Kirpiklerin büyücüsü, yüreklerin coşturucusu ve aklın ışığı; ayaklarınızın tozunu öpeyim demiyorum çünkü siz artık ya yürümüyor ya da İran halıları veya güller üzerinde geziniyorsunuzdur. Size eski bir bilge kişinin, hiçbir iş yapmadan yaşayabilme mutluluğuna eriştikten sonra, keyif için yazmış olduğu SADIK öyküsünün çevirisini sunuyorum. Bu öyle bir yapıt ki söylediğinden çok daha fazlasını anlatıyor. Okuyup karar vermenizi diliyorum; çünkü her ne kadar güzelliğiniz ve ona renk katan yeteneklerinizle sağduyulu davranmama hakkınız elbet varsa da, yaşamınızın baharında olmanıza karşın bilge bir akla ve ince bir zevke sahipsiniz; sizin çok kez ince uzun sakallı dervişlerden çok daha akıllı sözlerinize tanık oldum. Anlayışlısınız, ağzınız da sıkı; zayıf olmadan yumuşak olabiliyorsunuz; iyiliği yaparken ayrımcısınız; dostlarınızı seviyor ve düşman yaratmıyorsunuz. Güzel aklınızı kullanırken, çok kolay yapabileceğiniz halde, kötülük tohumları ekmiyorsunuz. Özetle, aklınızın güzelliğiniz kadar saf, biraz da felsefeye eğiliminiz olduğu yargısına vardığım için bilge bir yazarın bu kitabından zevk alacağınızı düşünüyorum.
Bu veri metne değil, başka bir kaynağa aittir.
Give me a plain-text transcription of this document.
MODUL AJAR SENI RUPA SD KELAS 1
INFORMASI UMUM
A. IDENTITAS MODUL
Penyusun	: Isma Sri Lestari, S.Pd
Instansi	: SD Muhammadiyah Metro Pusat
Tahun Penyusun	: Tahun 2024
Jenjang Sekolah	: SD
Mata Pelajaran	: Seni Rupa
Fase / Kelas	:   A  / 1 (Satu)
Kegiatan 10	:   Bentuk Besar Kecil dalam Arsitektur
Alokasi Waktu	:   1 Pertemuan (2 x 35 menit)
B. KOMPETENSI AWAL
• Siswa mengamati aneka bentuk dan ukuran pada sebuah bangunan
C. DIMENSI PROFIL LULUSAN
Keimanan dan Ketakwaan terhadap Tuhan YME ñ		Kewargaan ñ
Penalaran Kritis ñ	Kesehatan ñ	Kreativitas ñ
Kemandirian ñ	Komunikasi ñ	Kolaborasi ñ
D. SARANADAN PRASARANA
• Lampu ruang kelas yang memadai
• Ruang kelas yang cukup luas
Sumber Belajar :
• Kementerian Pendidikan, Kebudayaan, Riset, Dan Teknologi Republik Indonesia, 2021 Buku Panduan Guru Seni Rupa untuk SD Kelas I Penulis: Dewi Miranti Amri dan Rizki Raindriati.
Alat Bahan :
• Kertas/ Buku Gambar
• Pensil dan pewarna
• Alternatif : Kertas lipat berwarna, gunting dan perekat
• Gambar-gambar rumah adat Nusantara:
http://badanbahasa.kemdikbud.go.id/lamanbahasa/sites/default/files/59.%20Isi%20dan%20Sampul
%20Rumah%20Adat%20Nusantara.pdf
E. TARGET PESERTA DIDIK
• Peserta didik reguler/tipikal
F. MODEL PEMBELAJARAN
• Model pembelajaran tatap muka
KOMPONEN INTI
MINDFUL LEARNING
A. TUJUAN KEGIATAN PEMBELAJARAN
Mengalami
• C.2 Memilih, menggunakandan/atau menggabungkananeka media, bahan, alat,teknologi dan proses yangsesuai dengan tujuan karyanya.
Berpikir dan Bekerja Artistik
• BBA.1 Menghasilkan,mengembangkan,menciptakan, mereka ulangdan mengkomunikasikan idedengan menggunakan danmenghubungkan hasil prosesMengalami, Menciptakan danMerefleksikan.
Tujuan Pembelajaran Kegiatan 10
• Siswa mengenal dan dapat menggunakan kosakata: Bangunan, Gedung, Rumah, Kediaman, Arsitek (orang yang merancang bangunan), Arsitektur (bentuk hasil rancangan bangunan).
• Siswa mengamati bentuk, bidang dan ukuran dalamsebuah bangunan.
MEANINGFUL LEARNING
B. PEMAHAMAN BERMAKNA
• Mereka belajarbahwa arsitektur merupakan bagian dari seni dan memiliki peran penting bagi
Kitap sizin ve benim bilmediğimiz Keldani dilinde yazılmış. Önce, şanlı Sultan Uluğ Bey'i eğlendirmek için Arapçaya çevrildi. Bu, Arap ve Acemlerin Binbir Gece Masallarını yazmaya başladıkları zamanlara raslar. Uluğ Bey Sadık öyküsünü, hanım sultanlar da Binbir Gece'yi okumayı yeğliyorlardı. "Hiçbir şey anlatmayan ve bir mantığı olmayan bu öyküleri nasıl sevebilirsiniz?" diye sorardı Uluğ Bey; "Biz de zaten bunun için seviyoruz," diye yanıtlardı hanım sultanlar.
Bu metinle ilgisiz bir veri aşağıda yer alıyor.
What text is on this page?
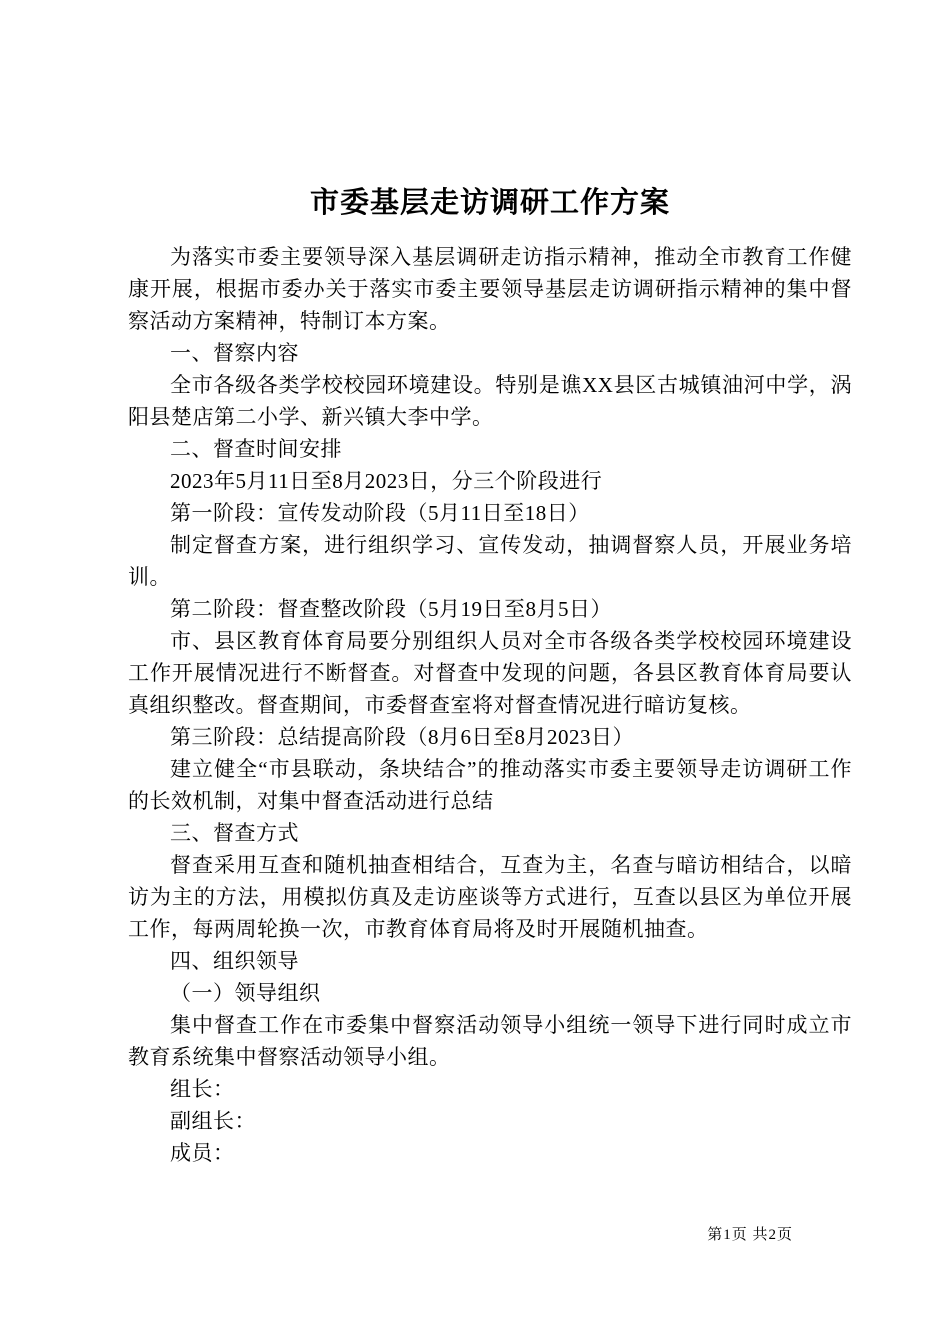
市委基层走访调研工作方案

为落实市委主要领导深入基层调研走访指示精神，推动全市教育工作健康开展，根据市委办关于落实市委主要领导基层走访调研指示精神的集中督察活动方案精神，特制订本方案。

一、督察内容

全市各级各类学校校园环境建设。特别是谯XX县区古城镇油河中学，涡阳县楚店第二小学、新兴镇大李中学。

二、督查时间安排

2023年5月11日至8月2023日，分三个阶段进行

第一阶段：宣传发动阶段（5月11日至18日）

制定督查方案，进行组织学习、宣传发动，抽调督察人员，开展业务培训。

第二阶段：督查整改阶段（5月19日至8月5日）

市、县区教育体育局要分别组织人员对全市各级各类学校校园环境建设工作开展情况进行不断督查。对督查中发现的问题，各县区教育体育局要认真组织整改。督查期间，市委督查室将对督查情况进行暗访复核。

第三阶段：总结提高阶段（8月6日至8月2023日）

建立健全“市县联动，条块结合”的推动落实市委主要领导走访调研工作的长效机制，对集中督查活动进行总结

三、督查方式

督查采用互查和随机抽查相结合，互查为主，名查与暗访相结合，以暗访为主的方法，用模拟仿真及走访座谈等方式进行，互查以县区为单位开展工作，每两周轮换一次，市教育体育局将及时开展随机抽查。

四、组织领导

（一）领导组织

集中督查工作在市委集中督察活动领导小组统一领导下进行同时成立市教育系统集中督察活动领导小组。

组长：

副组长：

成员：

第1页 共2页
Sizin o  hanım  sultanlara  benzemeyeceğinizi ve bir Uluğ Bey olacağınızı düşünerek mutlu oluyorum. Belki bir gün, Binbir Gece'den pek farkı olmayan sudan söyleşilerden sıkıldığınızda, sizinle akıl üzerine konuşma fırsatımız olur. Siz, İskender zamanındaki Thalestris, Süleyman zamanındaki Saba Melikesi olsaydınız, yollara düşenler bu krallar olurdu.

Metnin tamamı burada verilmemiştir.